Watch the video to see excerpts from New York City Schools Chancellor Carmen Fariña and National Science Foundation’s Susan Singer.
In celebration of the Center’s largest Summer STEM programming to date, last Thursday July 9, NYU SoE Dean Katepelli Sreenivasan welcomed students, teachers, collaborators, and sponsors to the 2015 Summer of STEM Kick-Off Luncheon. Acknowledging NYU’s institution-wide support for STEM Education, including contributions from faculty, postdocs, and graduate students and a commitment to President Obama to train 500 school teachers in STEM over the next 10 years, he said “It is in the genes of the institution. We regard STEM [education] as an institutional goal, that is something that is very important for us.”
New York City Schools Chancellor Carmen Fariña noted that quality STEM education is necessary to make New York City “the place where people come to see what’s innovative, what’s exciting, and most important, what is it that’s getting our kids to succeed, graduate college, and be workforce ready.” Richard Langford, Senior Education Specialist from Microsoft, one of the primary sponsors of SoE’s work in NYC Schools this summer, would like to duplicate the program across the country, noting the importance of training future employees for technology companies like Microsoft.
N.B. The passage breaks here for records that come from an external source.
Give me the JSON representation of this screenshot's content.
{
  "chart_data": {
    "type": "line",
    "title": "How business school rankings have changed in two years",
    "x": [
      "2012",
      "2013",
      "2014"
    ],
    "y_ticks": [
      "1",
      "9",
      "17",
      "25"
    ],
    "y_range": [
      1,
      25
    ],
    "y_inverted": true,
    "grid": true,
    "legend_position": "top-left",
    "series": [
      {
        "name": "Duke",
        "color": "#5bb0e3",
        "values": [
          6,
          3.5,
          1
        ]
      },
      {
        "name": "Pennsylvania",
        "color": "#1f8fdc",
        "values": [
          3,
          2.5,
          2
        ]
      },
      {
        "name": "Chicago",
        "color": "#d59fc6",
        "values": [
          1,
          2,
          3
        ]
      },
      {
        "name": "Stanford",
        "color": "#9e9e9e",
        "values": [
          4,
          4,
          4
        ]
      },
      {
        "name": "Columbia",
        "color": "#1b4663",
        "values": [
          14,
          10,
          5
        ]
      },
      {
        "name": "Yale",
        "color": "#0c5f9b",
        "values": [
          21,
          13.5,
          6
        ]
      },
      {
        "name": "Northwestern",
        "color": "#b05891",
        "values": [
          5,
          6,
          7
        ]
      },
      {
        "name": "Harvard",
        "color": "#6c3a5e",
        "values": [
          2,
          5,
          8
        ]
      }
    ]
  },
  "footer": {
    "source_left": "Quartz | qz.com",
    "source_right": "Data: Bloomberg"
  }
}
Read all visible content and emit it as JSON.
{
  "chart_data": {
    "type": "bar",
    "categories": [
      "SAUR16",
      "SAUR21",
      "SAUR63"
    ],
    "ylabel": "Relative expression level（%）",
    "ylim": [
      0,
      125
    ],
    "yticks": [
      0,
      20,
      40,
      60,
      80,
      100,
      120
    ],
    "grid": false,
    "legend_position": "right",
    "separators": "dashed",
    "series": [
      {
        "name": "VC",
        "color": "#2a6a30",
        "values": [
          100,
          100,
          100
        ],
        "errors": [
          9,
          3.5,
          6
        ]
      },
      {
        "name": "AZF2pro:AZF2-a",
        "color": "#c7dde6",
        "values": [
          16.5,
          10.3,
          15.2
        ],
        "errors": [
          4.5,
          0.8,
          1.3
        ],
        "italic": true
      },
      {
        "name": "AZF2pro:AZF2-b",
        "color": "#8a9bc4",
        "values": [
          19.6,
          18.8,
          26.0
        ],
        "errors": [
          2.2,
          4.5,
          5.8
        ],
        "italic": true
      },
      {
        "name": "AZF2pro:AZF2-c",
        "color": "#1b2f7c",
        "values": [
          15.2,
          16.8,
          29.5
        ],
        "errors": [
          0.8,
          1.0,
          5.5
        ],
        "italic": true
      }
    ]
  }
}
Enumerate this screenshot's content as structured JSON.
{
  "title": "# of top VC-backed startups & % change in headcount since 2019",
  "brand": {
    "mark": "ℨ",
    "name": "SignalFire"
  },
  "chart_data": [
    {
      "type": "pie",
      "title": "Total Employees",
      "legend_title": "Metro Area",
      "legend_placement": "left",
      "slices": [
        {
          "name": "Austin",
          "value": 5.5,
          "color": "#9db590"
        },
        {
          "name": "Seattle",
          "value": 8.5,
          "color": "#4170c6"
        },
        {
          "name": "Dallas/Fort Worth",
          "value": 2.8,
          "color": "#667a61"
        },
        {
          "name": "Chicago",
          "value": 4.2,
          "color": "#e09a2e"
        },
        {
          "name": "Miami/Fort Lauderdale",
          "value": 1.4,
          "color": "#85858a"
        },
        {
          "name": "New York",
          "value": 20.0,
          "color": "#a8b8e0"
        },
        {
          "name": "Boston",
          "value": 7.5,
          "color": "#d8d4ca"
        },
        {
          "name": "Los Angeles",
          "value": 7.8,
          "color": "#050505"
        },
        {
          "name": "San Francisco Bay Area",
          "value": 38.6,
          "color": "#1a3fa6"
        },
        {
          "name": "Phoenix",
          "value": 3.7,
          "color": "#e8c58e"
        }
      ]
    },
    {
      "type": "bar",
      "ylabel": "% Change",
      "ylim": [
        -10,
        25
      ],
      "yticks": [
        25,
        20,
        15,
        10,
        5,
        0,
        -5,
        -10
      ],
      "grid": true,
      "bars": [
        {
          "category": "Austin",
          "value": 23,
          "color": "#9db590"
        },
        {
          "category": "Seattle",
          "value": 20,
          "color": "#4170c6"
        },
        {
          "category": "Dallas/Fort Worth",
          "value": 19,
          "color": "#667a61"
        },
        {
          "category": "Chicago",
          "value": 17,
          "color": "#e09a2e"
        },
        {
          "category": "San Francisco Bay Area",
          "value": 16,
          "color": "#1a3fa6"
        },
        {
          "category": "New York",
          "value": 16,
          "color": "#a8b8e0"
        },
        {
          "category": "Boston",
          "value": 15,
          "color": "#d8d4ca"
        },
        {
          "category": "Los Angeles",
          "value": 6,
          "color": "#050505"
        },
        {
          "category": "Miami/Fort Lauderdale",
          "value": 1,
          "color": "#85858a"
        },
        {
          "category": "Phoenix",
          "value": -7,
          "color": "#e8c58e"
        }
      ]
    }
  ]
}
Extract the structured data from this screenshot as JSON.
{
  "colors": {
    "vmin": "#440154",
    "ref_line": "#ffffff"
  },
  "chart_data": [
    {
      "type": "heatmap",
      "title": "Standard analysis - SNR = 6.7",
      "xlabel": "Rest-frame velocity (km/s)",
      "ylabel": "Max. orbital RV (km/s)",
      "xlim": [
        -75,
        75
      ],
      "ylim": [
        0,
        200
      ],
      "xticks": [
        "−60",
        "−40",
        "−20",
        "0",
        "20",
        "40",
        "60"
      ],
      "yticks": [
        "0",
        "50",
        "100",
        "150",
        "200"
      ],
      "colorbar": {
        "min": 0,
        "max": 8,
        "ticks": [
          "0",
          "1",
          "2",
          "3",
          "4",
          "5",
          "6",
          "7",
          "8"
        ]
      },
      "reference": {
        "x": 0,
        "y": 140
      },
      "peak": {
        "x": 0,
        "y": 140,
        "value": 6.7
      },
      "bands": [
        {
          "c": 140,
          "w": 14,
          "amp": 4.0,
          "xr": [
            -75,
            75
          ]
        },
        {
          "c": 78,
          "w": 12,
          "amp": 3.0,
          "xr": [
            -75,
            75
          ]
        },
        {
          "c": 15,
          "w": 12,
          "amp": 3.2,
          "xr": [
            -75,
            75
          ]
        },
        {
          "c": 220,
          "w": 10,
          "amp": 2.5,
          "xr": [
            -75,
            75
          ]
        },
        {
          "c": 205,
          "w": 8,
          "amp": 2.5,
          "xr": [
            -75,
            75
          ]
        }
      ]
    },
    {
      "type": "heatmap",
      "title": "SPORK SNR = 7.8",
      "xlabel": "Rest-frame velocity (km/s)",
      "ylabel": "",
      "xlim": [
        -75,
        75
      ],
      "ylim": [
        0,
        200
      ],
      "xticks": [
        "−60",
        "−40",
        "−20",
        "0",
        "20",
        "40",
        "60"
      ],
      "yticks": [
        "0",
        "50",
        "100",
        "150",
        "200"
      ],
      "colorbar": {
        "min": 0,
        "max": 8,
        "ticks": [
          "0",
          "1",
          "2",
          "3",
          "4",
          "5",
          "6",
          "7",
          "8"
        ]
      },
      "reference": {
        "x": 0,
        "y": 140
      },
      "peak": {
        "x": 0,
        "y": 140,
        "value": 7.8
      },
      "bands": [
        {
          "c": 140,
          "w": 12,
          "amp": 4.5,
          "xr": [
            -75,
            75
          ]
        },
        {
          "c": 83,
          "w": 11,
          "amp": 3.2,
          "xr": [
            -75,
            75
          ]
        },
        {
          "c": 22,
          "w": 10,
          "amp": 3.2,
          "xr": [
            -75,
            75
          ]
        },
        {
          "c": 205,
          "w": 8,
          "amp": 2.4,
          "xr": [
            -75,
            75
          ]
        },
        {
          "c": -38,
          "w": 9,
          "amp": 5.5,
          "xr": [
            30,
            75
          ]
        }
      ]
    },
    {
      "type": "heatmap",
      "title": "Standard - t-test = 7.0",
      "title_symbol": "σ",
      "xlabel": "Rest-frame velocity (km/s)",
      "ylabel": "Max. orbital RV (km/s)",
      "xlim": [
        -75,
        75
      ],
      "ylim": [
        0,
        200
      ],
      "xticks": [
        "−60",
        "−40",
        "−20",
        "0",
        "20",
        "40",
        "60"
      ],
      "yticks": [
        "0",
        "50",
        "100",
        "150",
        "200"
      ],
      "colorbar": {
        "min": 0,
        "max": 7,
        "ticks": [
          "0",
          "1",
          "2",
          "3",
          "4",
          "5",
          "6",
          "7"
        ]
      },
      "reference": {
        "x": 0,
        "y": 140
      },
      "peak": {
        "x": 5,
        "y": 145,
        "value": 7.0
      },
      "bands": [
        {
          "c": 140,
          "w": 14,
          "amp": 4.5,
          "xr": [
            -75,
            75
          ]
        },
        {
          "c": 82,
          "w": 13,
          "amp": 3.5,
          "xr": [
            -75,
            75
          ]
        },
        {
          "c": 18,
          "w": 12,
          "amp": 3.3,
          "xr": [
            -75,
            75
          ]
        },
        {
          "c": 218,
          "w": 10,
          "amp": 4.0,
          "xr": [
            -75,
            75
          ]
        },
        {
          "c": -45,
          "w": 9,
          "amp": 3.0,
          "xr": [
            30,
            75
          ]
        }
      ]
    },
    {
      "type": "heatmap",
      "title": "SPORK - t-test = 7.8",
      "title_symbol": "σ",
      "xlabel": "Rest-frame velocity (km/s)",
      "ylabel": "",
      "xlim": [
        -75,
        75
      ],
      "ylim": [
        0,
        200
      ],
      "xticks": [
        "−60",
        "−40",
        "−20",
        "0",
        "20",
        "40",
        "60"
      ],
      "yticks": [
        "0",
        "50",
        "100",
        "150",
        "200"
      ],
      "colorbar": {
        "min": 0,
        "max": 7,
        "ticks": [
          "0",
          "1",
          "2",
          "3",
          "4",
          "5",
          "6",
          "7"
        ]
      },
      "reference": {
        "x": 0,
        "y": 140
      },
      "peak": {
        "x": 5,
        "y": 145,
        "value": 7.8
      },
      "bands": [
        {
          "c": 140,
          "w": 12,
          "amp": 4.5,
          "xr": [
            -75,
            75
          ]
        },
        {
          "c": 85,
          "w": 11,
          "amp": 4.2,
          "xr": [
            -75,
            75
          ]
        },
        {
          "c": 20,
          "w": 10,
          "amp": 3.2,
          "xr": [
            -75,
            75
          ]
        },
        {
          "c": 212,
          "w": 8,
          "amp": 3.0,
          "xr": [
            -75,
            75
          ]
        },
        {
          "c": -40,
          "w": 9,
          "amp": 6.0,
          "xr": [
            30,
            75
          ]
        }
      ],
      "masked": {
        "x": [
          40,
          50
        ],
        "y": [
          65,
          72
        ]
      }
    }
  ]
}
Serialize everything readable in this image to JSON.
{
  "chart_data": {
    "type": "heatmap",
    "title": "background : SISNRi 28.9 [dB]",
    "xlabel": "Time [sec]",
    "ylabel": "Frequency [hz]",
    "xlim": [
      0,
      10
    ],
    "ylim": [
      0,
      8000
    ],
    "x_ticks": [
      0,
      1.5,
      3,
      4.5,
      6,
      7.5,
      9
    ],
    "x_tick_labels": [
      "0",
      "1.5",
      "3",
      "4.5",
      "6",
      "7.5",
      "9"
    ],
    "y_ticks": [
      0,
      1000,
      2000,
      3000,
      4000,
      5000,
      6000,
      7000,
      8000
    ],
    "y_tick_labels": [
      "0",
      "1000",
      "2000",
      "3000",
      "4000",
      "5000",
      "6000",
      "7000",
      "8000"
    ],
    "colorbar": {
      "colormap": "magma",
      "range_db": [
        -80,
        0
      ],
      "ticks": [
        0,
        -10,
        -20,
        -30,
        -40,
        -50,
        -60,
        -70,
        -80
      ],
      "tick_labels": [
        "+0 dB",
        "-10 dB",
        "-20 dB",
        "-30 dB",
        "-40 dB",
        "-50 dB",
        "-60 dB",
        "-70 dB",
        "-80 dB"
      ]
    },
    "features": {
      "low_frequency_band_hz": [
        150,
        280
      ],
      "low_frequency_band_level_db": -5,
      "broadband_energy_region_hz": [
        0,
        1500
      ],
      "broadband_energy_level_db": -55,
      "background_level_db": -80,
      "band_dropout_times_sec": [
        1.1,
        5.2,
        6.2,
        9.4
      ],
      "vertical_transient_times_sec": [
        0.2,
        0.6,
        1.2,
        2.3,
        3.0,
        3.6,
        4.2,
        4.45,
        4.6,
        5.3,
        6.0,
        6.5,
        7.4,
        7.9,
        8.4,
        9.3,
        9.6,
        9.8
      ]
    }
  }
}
Mike Ruiz, from National Grid echoed these sentiments.
After touring campus classrooms and labs where K12 students and teachers are learning robotics, mechatronics, cyber security, and the science of smart cities, the National Science Foundation’s Director of the Division of Undergraduate Education, Dr. Susan Singer noted the rarity of K12 students and teachers, undergraduate, graduate students, and university faculty combining efforts in what she called an “ecosystems approach” to STEM education.
The biggest challenge facing STEM fields, industry, and the economy, according to Dr. Singer, is making innovative educational opportunities available to diverse students so that we may, “… [think] differently together about the grand challenges that we’re facing.” She commended the partnerships and entrepreneurial spirit that has enabled NYU SoE and its Center for K12 STEM Education to disseminate its methods widely.